In terms of architecture, the model incorporates elements inspired by recent models like LLaMA and MPT-7B. For instance, the model leverages specialized optimization techniques like LiON and hyperparameters that include a batch size of 2 million tokens. The context size is set at 4096 with a dropout rate of 0.1, which gradually reduces to zero in the first 20% of the training.
Architectural Elements
LLaMA's Unique Architecture and Hyperparameters
Meta's LLaMA is an epitome of long-duration training with its 1T tokens, yet its architecture and hyperparameters are equally compelling. Unlike traditional transformer models, it omits bias terms in self-attention and the MLP, potentially improving weight decay. LLaMA also deviates from the sequential computation of self-attention and MLP, running them independently to speed up calculations. Its batch size of 4 million tokens is unusually large, aimed at providing a broad spectrum of data for sustained training.

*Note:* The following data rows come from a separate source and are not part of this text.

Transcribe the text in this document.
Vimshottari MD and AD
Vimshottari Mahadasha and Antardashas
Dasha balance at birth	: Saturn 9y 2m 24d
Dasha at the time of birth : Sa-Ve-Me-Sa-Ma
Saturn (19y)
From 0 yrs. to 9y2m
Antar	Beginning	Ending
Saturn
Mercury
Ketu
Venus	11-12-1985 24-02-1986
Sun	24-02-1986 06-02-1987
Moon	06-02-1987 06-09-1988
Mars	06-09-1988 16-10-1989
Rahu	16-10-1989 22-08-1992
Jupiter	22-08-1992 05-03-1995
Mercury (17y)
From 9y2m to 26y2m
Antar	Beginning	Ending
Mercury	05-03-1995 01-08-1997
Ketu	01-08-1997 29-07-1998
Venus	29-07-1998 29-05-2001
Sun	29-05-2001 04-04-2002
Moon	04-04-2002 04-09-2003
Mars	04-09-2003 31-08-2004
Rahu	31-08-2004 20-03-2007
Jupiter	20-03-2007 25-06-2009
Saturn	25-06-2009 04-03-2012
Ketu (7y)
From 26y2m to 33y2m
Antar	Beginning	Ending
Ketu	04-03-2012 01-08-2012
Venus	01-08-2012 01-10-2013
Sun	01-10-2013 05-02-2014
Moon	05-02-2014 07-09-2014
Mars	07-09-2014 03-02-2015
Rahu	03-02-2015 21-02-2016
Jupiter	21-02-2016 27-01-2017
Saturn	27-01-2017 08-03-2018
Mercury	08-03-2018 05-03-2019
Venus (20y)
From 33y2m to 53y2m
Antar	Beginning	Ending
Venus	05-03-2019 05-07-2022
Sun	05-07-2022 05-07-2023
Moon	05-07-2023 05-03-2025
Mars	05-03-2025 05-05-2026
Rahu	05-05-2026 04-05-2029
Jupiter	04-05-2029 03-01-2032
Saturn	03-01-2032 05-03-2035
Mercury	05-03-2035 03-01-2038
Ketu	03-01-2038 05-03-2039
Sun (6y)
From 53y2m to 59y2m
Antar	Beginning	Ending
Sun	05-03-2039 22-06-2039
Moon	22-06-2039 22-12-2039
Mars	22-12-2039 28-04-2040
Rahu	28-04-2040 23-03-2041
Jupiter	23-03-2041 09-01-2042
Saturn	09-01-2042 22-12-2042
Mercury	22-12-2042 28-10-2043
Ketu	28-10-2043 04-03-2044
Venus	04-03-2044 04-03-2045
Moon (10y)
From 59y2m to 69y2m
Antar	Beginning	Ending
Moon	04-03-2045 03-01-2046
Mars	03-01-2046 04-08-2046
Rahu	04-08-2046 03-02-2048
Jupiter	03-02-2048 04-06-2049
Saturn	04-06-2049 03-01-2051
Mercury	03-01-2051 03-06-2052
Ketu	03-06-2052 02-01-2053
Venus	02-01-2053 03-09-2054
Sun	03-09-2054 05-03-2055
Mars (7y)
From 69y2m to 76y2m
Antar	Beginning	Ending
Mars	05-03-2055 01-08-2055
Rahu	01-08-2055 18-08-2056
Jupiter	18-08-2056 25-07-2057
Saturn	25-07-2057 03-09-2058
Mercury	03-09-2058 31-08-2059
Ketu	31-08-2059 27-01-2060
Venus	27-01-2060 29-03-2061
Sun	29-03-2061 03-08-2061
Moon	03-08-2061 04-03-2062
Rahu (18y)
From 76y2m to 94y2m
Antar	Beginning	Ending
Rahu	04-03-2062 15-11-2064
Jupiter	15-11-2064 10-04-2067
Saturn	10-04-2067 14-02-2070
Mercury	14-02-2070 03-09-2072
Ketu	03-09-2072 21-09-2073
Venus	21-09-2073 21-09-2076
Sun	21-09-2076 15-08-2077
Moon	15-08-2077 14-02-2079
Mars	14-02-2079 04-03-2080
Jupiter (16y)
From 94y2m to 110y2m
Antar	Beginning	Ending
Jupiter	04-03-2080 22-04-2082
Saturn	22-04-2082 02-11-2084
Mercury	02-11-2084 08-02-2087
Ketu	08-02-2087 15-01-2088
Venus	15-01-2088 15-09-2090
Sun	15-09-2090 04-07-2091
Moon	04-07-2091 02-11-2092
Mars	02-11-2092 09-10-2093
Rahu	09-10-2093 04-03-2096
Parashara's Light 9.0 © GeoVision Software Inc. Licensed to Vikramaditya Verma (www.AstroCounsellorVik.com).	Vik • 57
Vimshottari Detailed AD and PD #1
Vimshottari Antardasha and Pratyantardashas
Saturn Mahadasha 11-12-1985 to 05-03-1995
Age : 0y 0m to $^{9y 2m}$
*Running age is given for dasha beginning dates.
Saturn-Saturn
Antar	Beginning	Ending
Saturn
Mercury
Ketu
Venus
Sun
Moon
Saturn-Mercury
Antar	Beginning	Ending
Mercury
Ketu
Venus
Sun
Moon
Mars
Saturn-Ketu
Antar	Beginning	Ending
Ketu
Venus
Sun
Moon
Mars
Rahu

Position Encoding in MPT-7B
MosaicML's MPT-7B uses the ALiBi position encoding method, which significantly departs from traditional absolute position encoding. ALiBi allows for extendable context sizes and provides a more robust representation of sequence positions, an advantage for models requiring extensive context.
StarCoder’s Multi-Query Attention
BigCode's StarCoder employs Multi-Query Attention, a resource-efficient adaptation of the traditional Multi-Head Attention. This technique allows for a smaller KV cache, enabling StarCoder to handle large contexts (up to 8192 tokens) with lesser computational overhead.
Replit-code-v1-3b’s Specialization
This model opts for a specialized dataset containing only code, disregarding other types of data. This focus allows for high performance in coding tasks, even though it lacks features like fill-in-the-middle capabilities.
Huge Upside
The smaller size of these models is a game-changer. Researchers with limited hardware can now experiment more freely, test innovative ideas, and contribute to the field's exponential growth. It's exhilarating to see how quickly advancements are being made, propelled by the momentum and excitement around AI.